The agitation of the managers sitting in the meeting room is palpable. The safety director sits stiffly at the conference table. Everyone is overwhelmed by a hurricane of thoughts. "We did everything we could, right?" Conjectures whirl. Voices surge. "We've spent the last three years installing a safety management system to keep this sort of thing from happening. It was textbook!”
These leaders wonder to themselves, “Did I do something that led to this?" But soul-searching eventually gives way to frustration as a voice stands out in the room: "What were they thinking out there?"
People grab hold of these words and their implication – that the incident occurred because a handful of people in the field did something wrong. It seems a simple matter of fact that explains what happened and points to what must be done next. "We will review our policies, retrain everyone, hold people accountable and get rid of those we can't trust." And it works … until the next storm blows in.
This scenario has played out countless times, with an array of casts and in the aftermath of many different kinds of events.

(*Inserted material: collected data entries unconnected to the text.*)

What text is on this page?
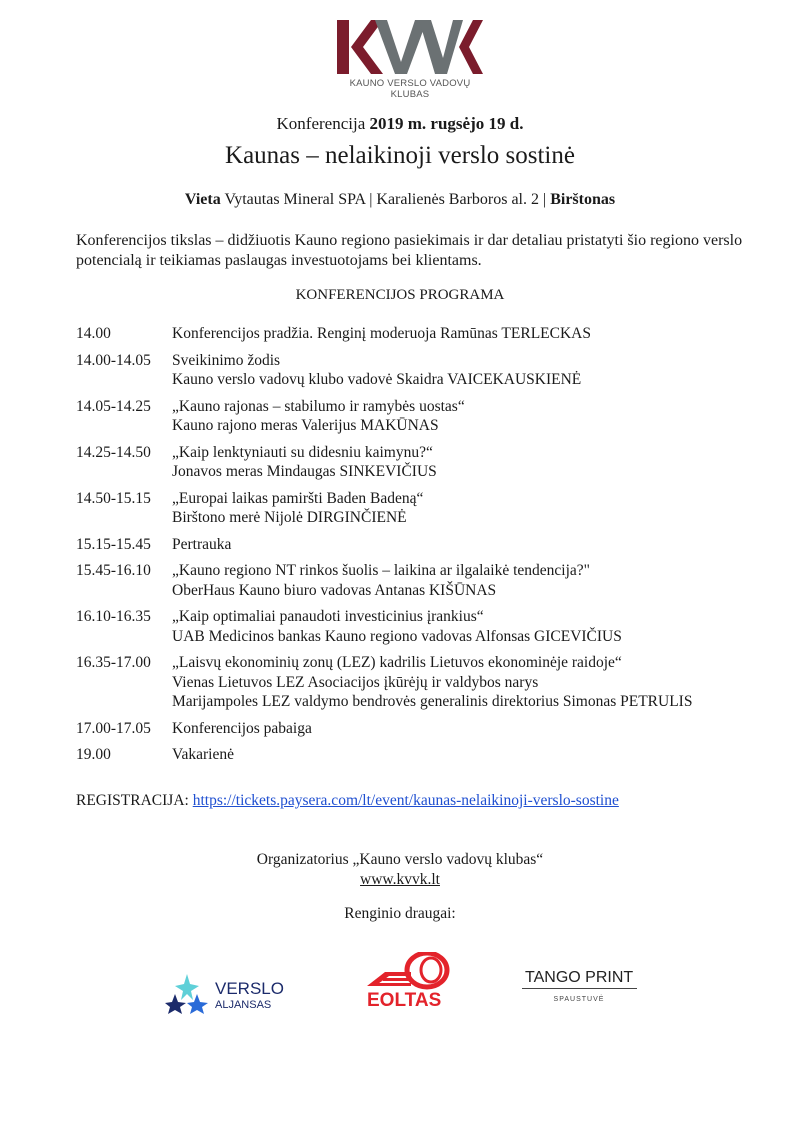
KAUNO VERSLO VADOVŲ KLUBAS
Konferencija 2019 m. rugsėjo 19 d.
Kaunas – nelaikinoji verslo sostinė
Vieta Vytautas Mineral SPA | Karalienės Barboros al. 2 | Birštonas
Konferencijos tikslas – didžiuotis Kauno regiono pasiekimais ir dar detaliau pristatyti šio regiono verslo potencialą ir teikiamas paslaugas investuotojams bei klientams.
KONFERENCIJOS PROGRAMA
14.00	Konferencijos pradžia. Renginį moderuoja Ramūnas TERLECKAS
14.00-14.05	Sveikinimo žodis
Kauno verslo vadovų klubo vadovė Skaidra VAICEKAUSKIENĖ
14.05-14.25	„Kauno rajonas – stabilumo ir ramybės uostas“
Kauno rajono meras Valerijus MAKŪNAS
14.25-14.50	„Kaip lenktyniauti su didesniu kaimynu?“
Jonavos meras Mindaugas SINKEVIČIUS
14.50-15.15	„Europai laikas pamiršti Baden Badeną“
Birštono merė Nijolė DIRGINČIENĖ
15.15-15.45	Pertrauka
15.45-16.10	„Kauno regiono NT rinkos šuolis – laikina ar ilgalaikė tendencija?"
OberHaus Kauno biuro vadovas Antanas KIŠŪNAS
16.10-16.35	„Kaip optimaliai panaudoti investicinius įrankius“
UAB Medicinos bankas Kauno regiono vadovas Alfonsas GICEVIČIUS
16.35-17.00	„Laisvų ekonominių zonų (LEZ) kadrilis Lietuvos ekonominėje raidoje“
Vienas Lietuvos LEZ Asociacijos įkūrėjų ir valdybos narys
Marijampoles LEZ valdymo bendrovės generalinis direktorius Simonas PETRULIS
17.00-17.05	Konferencijos pabaiga
19.00	Vakarienė
REGISTRACIJA: https://tickets.paysera.com/lt/event/kaunas-nelaikinoji-verslo-sostine
Organizatorius „Kauno verslo vadovų klubas“
www.kvvk.lt
Renginio draugai:
VERSLO
ALJANSAS	EOLTAS
TANGO PRINT
SPAUSTUVĖ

Some are small-scale events, like an employee failing to lock out equipment before servicing it. Others are catastrophic events, like an exploding chemical plant.
My colleagues at The RAD Group and I propose that the thought process represented here is a trap, and one that people at all levels of an organization can fall into quite naturally. We call it the “human error trap,” and when organizations become ensnared, they find themselves unwittingly stuck in a status quo of safety.